10 DE AGOSTO DE 2023
CARPINEJAR
O fiado das amizades
O fiado não existe mais no mercadinho, mas ainda vigora nas amizades. Já cometi esse equívoco, já fiz dívidas na reputação assumindo pendências alheias.
Nem é por mal. Você é fisgado pela mania de grandeza, pela vaidade, pela demonstração inadequada de poder. Quer passar a ideia de que é amigo de todo mundo e acaba exagerando no coleguismo indireto e apadrinhando desconhecidos.
É quando você responde a quem entra em contato com você pedindo um favor, usando nome de um amigo: - Se é amigo de fulano, também é meu amigo.
Não é verdade. Você não é um camarote para distribuir pulseiras VIP. Você não é o rei da cocada. Você não é o balcão da Previdência. Você não é um político para ficar constrangido a dizer sim a um eleitor.
Se não abre a porta da sua casa para qualquer um, vive escancarando a porta do seu WhatsApp. Com a maturidade, aprendemos o quanto as amizades são raras e não surgem a cada esquina. São individuais, não se emprestam. Não existe atalho para o afeto. Intimidade é construída lentamente e depende do tempo para se mostrar autêntica e receber o selo azul ou colorado da lealdade verificada.

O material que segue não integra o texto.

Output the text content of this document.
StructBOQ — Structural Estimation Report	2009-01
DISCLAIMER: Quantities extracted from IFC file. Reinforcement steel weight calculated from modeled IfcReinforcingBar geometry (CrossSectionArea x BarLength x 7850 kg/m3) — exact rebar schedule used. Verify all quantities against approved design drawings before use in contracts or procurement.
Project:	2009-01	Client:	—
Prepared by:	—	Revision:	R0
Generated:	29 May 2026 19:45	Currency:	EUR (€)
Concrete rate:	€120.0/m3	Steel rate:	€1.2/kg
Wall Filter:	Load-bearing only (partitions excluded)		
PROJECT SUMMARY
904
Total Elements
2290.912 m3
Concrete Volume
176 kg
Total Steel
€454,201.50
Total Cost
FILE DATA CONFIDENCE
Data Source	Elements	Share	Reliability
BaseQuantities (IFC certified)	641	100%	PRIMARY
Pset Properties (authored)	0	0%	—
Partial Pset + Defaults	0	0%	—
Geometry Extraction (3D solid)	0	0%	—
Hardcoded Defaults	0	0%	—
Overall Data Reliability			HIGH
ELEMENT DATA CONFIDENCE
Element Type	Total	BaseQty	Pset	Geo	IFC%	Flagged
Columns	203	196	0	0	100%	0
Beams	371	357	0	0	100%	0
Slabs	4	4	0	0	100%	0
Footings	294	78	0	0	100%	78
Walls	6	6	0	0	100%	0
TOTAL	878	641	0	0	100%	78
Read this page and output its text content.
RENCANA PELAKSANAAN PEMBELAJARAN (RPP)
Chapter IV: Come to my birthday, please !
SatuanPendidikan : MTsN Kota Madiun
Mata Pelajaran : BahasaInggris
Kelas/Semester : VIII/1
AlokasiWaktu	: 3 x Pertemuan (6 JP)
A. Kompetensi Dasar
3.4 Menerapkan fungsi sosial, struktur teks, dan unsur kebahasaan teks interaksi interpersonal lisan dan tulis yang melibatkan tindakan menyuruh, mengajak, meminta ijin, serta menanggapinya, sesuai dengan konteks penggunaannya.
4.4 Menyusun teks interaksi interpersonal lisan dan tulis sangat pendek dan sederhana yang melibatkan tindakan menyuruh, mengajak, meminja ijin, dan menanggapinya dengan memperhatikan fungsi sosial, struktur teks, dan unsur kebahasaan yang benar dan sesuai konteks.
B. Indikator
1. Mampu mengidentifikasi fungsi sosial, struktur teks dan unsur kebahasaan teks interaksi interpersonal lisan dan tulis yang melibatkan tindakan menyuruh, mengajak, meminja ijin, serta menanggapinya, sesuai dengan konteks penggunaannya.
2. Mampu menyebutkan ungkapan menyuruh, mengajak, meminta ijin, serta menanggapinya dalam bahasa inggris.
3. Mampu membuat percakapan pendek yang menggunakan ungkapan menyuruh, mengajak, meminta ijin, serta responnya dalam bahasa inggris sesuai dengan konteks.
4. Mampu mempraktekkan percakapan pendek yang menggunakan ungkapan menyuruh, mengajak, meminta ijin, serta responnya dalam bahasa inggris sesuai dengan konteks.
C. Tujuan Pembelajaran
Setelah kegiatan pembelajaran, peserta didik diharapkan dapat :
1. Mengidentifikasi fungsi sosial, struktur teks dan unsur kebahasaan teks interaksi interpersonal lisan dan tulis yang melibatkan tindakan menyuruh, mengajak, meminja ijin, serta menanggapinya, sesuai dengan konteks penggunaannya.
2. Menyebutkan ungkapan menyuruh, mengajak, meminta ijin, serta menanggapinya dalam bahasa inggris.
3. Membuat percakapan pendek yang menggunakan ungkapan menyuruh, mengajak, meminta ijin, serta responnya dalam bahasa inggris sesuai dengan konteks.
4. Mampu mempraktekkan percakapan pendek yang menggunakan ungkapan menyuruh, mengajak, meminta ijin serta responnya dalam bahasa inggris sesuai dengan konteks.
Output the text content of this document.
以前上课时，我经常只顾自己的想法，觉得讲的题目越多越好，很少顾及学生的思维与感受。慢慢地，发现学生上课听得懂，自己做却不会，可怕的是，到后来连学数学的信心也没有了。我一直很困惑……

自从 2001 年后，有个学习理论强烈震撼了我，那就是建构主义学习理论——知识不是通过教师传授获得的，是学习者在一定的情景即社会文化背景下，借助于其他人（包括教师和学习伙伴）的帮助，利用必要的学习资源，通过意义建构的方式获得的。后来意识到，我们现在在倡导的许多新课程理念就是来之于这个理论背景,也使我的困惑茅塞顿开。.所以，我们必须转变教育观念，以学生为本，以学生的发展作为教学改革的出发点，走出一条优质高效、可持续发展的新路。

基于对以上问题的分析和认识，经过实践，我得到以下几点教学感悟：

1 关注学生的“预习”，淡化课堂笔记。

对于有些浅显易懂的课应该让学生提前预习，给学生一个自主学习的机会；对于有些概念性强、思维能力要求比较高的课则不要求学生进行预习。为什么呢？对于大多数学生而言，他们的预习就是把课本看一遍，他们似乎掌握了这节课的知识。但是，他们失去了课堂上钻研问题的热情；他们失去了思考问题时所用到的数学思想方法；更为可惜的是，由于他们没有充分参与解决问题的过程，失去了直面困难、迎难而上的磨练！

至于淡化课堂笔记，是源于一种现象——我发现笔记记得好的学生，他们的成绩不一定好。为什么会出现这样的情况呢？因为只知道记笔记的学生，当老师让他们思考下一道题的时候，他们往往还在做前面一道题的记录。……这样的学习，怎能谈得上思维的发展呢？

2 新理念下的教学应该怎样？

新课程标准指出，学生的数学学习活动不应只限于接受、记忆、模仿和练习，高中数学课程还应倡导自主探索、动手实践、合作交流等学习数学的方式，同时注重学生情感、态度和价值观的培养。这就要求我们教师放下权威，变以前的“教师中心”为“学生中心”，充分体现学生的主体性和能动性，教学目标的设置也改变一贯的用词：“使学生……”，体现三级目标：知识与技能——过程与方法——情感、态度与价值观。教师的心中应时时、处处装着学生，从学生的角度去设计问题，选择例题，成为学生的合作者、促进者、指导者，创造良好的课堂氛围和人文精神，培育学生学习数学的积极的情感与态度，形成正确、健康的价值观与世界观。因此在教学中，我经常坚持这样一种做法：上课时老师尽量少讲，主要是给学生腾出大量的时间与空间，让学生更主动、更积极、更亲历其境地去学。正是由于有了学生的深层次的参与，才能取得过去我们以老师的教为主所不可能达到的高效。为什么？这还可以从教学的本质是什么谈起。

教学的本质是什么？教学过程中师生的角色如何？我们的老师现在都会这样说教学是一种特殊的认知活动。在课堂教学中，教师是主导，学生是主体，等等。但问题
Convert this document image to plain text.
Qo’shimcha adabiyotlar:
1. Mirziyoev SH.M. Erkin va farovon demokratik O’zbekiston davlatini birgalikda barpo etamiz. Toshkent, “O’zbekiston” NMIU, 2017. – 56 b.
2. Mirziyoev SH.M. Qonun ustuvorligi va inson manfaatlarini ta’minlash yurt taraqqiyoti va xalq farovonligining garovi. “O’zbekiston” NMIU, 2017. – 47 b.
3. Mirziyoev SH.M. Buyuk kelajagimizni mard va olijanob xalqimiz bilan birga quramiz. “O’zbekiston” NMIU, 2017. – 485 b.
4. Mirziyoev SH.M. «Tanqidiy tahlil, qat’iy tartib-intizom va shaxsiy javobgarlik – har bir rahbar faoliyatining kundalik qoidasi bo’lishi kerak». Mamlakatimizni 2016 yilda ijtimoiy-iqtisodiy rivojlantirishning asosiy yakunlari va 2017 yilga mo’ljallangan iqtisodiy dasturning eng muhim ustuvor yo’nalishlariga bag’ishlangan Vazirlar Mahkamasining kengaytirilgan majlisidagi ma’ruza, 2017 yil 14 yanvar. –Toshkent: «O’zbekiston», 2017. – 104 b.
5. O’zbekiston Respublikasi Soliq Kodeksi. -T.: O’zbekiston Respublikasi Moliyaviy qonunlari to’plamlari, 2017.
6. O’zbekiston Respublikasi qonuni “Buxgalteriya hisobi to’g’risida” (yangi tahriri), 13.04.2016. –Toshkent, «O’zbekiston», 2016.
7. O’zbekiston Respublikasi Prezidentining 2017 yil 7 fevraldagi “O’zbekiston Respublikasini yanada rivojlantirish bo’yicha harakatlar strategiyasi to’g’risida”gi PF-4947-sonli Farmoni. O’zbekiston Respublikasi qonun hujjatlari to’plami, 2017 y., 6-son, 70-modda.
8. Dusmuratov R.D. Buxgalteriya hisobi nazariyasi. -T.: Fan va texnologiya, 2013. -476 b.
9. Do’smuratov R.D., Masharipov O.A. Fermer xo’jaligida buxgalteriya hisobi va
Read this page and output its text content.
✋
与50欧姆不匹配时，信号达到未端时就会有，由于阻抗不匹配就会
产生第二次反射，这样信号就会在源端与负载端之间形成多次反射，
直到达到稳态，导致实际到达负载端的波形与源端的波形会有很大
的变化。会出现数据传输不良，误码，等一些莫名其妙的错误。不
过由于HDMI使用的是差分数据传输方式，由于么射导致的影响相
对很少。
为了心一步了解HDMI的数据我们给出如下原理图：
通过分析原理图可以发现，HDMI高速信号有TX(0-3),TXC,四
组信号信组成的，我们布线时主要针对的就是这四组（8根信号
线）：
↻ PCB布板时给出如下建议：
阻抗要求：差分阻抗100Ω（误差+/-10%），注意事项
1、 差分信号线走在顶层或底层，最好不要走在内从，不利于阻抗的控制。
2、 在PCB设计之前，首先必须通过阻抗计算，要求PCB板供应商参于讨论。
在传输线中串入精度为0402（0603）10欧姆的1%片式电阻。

Até porque você não sabe quais são os termos da amizade paralela para tomá-la como se fosse sua. É o equivalente a honrar um contrato assinado por outro. Você não tem noção se realmente as pessoas se gostam para herdar tal cumplicidade, se são velhas conhecidas ou comadres de ocasião. De repente, mal se conhecem, naquele hábito de declarar que é amigo de alguém para obter algum benefício, para se valer de uma influência e sair da fila.
No novo encontro, é até provável que vocês não apresentem nenhuma compatibilidade, nenhuma afinidade, nenhuma conexão. Não é porque é amigo de seu amigo que será seu amigo. Não acontece transferência automática de dados, não há como partilhar o wi-fi no coração como no celular.
Talvez eles tenham em comum o basquete, e você não joga nem assiste a esse esporte. Talvez sejam solteiros convictos, e você está fora da pista há um bom tempo.
Trata-se de uma mentira educada que pode trazer cobranças.
Há em nossa cultura uma banalização do contato. No livro Raízes do Brasil, o sociólogo Sérgio Buarque de Holanda avalia nosso comportamento cordial não como uma virtude, e sim como um defeito histórico, um ardil para favorecimentos pessoais. A predisposição para converter conhecidos em súbitos familiares faz com que tenhamos dificuldade de distinguir entre as esferas pública e privada. Incentivam-se a troca de favores, o lobby, os empregos informais apalavrados.
A cordialidade generalizada do brasileiro representa uma ameaça à democracia, posto que as posições ideológicas são suplantadas pela proximidade. É o Quem Indica sendo o nosso único coeficiente intelectual.